Turk Patoloji Dergisi, vol.34, no.1, pp.41-48, 2018 (Journal Indexed in ESCI) identifier identifier identifier

  • Publication Type: Article / Article
  • Volume: 34 Issue: 1
  • Publication Date: 2018
  • Doi Number: 10.5146/tjpath.2017.01404
  • Title of Journal : Turk Patoloji Dergisi
  • Page Numbers: pp.41-48
  • Keywords: Gallbladder, Cholecystectomy, Dysplasia, Neoplasia, Sampling, LAPAROSCOPIC CHOLECYSTECTOMY, PRECURSOR LESIONS, POLYPOID LESIONS, GALL-BLADDER, CARCINOMA, DYSPLASIA

Abstract

© 2018, Federation of Turkish Pathology Societies.

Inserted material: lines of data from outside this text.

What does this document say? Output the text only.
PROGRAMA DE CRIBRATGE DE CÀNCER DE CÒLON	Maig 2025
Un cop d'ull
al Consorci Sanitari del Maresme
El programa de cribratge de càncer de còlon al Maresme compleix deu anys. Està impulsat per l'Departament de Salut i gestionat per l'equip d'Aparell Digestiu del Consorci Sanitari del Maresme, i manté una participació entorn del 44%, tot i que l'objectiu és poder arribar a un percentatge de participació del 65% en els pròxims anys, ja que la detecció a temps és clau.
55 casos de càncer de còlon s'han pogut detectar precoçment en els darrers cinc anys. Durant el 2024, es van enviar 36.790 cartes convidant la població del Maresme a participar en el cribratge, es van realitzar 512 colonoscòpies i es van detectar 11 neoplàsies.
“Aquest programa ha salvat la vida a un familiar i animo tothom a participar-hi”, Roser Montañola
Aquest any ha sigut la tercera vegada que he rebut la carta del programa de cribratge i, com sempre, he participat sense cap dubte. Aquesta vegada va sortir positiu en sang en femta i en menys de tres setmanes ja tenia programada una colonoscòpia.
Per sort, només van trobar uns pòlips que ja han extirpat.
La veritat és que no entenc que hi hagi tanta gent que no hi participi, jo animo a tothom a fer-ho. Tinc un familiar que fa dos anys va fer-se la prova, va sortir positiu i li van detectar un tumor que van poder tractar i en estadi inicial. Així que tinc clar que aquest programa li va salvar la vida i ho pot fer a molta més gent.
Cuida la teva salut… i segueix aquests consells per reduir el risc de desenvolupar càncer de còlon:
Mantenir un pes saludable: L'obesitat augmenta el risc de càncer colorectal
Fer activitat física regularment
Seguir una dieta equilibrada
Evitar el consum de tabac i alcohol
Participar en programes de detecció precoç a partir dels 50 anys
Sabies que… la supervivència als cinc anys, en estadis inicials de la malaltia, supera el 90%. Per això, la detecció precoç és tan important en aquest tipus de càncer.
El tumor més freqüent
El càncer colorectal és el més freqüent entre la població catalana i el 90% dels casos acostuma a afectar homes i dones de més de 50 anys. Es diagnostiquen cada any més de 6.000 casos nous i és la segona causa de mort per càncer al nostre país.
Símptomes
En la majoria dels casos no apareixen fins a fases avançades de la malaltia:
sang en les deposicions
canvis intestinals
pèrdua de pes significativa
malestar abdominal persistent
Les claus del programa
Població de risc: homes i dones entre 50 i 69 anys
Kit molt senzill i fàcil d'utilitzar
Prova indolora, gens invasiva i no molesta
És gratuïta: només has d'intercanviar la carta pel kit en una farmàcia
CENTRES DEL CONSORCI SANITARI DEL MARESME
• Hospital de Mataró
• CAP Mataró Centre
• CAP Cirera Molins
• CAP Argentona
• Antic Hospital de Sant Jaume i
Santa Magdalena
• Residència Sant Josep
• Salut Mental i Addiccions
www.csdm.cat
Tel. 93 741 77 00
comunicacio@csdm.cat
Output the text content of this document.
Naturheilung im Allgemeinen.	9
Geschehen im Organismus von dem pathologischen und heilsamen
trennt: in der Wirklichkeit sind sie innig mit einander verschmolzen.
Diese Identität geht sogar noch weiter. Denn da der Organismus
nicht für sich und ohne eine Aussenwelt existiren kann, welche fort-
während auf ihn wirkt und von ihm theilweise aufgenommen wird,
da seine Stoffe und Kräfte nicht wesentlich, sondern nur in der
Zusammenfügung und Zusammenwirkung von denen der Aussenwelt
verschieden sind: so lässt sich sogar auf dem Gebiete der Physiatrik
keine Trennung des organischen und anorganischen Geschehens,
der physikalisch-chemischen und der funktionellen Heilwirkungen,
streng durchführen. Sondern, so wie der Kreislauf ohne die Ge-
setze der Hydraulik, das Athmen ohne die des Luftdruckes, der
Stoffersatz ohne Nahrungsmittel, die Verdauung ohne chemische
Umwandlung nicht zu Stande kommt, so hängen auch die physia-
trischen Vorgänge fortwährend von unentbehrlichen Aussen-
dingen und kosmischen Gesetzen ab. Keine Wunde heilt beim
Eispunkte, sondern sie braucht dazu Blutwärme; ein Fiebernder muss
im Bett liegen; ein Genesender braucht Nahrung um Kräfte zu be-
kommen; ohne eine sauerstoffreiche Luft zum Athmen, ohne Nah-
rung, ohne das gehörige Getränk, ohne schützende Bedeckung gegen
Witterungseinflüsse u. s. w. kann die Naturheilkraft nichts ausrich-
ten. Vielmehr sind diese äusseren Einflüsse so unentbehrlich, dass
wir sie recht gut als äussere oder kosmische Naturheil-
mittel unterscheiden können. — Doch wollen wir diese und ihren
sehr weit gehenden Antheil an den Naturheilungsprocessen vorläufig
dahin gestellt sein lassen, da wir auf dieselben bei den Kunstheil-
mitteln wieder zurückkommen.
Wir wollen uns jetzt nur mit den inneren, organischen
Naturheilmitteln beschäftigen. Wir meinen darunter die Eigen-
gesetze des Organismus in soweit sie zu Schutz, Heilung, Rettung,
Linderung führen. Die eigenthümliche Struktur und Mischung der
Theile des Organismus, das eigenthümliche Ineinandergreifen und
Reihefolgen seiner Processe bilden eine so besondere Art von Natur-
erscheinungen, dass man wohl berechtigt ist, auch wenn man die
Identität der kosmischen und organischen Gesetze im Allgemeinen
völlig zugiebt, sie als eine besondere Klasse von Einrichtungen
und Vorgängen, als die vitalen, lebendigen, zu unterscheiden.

All rights reserved.Objective: As there is continuing disagreement among the observers on the differential diagnosis between the epithelial changes/lesions and neoplasms of the gallbladder, this multicentre study was planned in order to assess the rate of the epithelial gallbladder lesions in Turkey and to propose microscopy and macroscopy protocols. Material and Method: With the participation of 22 institutions around Turkey that were included in the Hepato-Pancreato-Biliary Study Group, 89,324 cholecystectomy specimens sampled from 2003 to 2016 were retrospectively evaluated. The numbers of adenocarcinomas, dysplasias, intracholecystic neoplasms/adenomas, intestinal metaplasias and reactive atypia were identified with the review of pathology reports and the regional and countrywide incidence rates were presented in percentages. Results: Epithelial changes/lesions were reported in 6% of cholecystectomy materials. Of these epithelial lesions, 7% were reported as adenocarcinoma, 0.9% as high-grade dysplasia, 4% as low-grade dysplasia, 7.8% as reactive/regenerative atypia, 1.7% as neoplastic polyp, and 15.6% as intestinal metaplasia. The remaining lesions (63%) primarily included non-neoplastic polypoids/hyperplastic lesions and antral/pyloric metaplasia. There were also differences between pathology laboratories. Conclusion: The major causes of the difference in reporting these epithelial changes/lesions and neoplasms include the differences related to the institute’s oncological surgery frequency, sampling protocols, geographical dissimilarities, and differences in the diagnoses/interpretations of the pathologists. It seems that the diagnosis may change if new sections are taken from the specimen when any epithelial abnormality is seen during microscopic examination of the cholecystectomy materials.